Figure 2: The Effect of Having at Least One Daughter on Progressive Voting: Asian Judge

Task 4: Quarto Chunk Options

The chunks in this (and other quarto documents) contain so-called chunk options (#|) that control things like whether we execute the chunk or not, whether we include the source code or only the chunk output in the final document, and many other things. In this task you will need to add one or two of such options to the chunks above. Some of the most basic chunk options are:

Option Description
eval Evaluate the code chunk (if false, just echos the code into the output).
echo Include the source code in output
output Include the results of executing the code in the output (true, false, or asis to indicate that the output is raw markdown and should not have any of Quarto’s standard enclosing markdown).
warning Include warnings in the output.
error Include errors in the output (note that this implies that errors executing code will not halt processing of the document).
include Catch all for preventing any output (code or results) from being included (e.g. include: false suppresses all output from the code block).

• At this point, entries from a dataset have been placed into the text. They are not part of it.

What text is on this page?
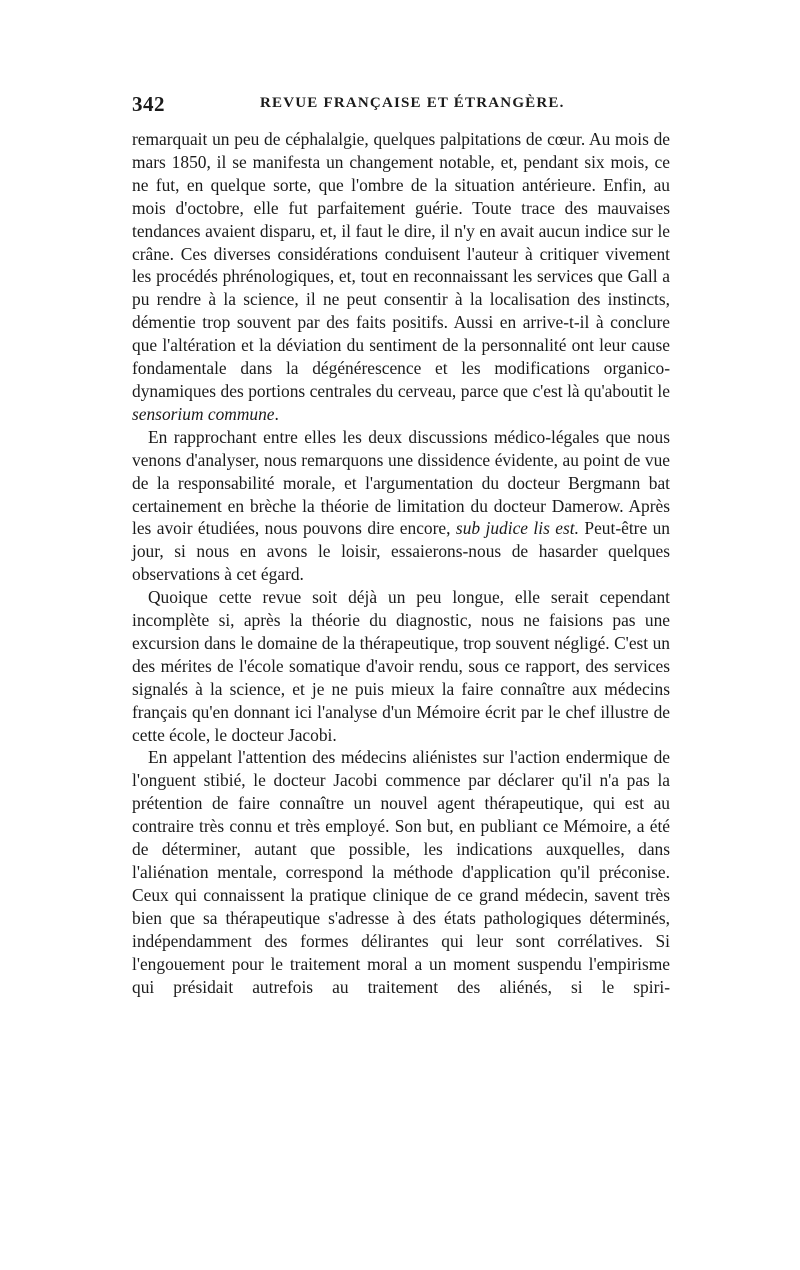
342	REVUE FRANÇAISE ET ÉTRANGÈRE.

remarquait un peu de céphalalgie, quelques palpitations de cœur. Au mois de mars 1850, il se manifesta un changement notable, et, pendant six mois, ce ne fut, en quelque sorte, que l'ombre de la situation antérieure. Enfin, au mois d'octobre, elle fut parfaitement guérie. Toute trace des mauvaises tendances avaient disparu, et, il faut le dire, il n'y en avait aucun indice sur le crâne. Ces diverses considérations conduisent l'auteur à critiquer vivement les procédés phrénologiques, et, tout en reconnaissant les services que Gall a pu rendre à la science, il ne peut consentir à la localisation des instincts, démentie trop souvent par des faits positifs. Aussi en arrive-t-il à conclure que l'altération et la déviation du sentiment de la personnalité ont leur cause fondamentale dans la dégénérescence et les modifications organico-dynamiques des portions centrales du cerveau, parce que c'est là qu'aboutit le sensorium commune.

En rapprochant entre elles les deux discussions médico-légales que nous venons d'analyser, nous remarquons une dissidence évidente, au point de vue de la responsabilité morale, et l'argumentation du docteur Bergmann bat certainement en brèche la théorie de limitation du docteur Damerow. Après les avoir étudiées, nous pouvons dire encore, sub judice lis est. Peut-être un jour, si nous en avons le loisir, essaierons-nous de hasarder quelques observations à cet égard.

Quoique cette revue soit déjà un peu longue, elle serait cependant incomplète si, après la théorie du diagnostic, nous ne faisions pas une excursion dans le domaine de la thérapeutique, trop souvent négligé. C'est un des mérites de l'école somatique d'avoir rendu, sous ce rapport, des services signalés à la science, et je ne puis mieux la faire connaître aux médecins français qu'en donnant ici l'analyse d'un Mémoire écrit par le chef illustre de cette école, le docteur Jacobi.

En appelant l'attention des médecins aliénistes sur l'action endermique de l'onguent stibié, le docteur Jacobi commence par déclarer qu'il n'a pas la prétention de faire connaître un nouvel agent thérapeutique, qui est au contraire très connu et très employé. Son but, en publiant ce Mémoire, a été de déterminer, autant que possible, les indications auxquelles, dans l'aliénation mentale, correspond la méthode d'application qu'il préconise. Ceux qui connaissent la pratique clinique de ce grand médecin, savent très bien que sa thérapeutique s'adresse à des états pathologiques déterminés, indépendamment des formes délirantes qui leur sont corrélatives. Si l'engouement pour le traitement moral a un moment suspendu l'empirisme qui présidait autrefois au traitement des aliénés, si le spiri-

You can find many more of them here: https://quarto.org/docs/reference/cells/cells-knitr.html.

4.1. In academic papers, people often put figure captions in the text rather than on the plot directly. In the chunk with label fig-me, adjust the fig-cap option to specify a meaningful title for the plot.

4.2. Add meaningful labels to all other chucks. The labels must be unique!

4.3. Using chunk options, hide all the output of the setup chunk as well as the source code.

4.4. In the regression-table, make sure the code is executed when rendering the file. Also, hide the source code so that only the output (i.e. the table) is shown in the rendered document.

Task 5: Knitting and Formatting

Please knit your file to PDF. Make sure that all code lines are visible (there are no hanging lines), and that your code is well-styled (running styler::style_dir() in the console should do the styling automatically for you). Upload the latest version of the project (primarily the qmd file) to the repo.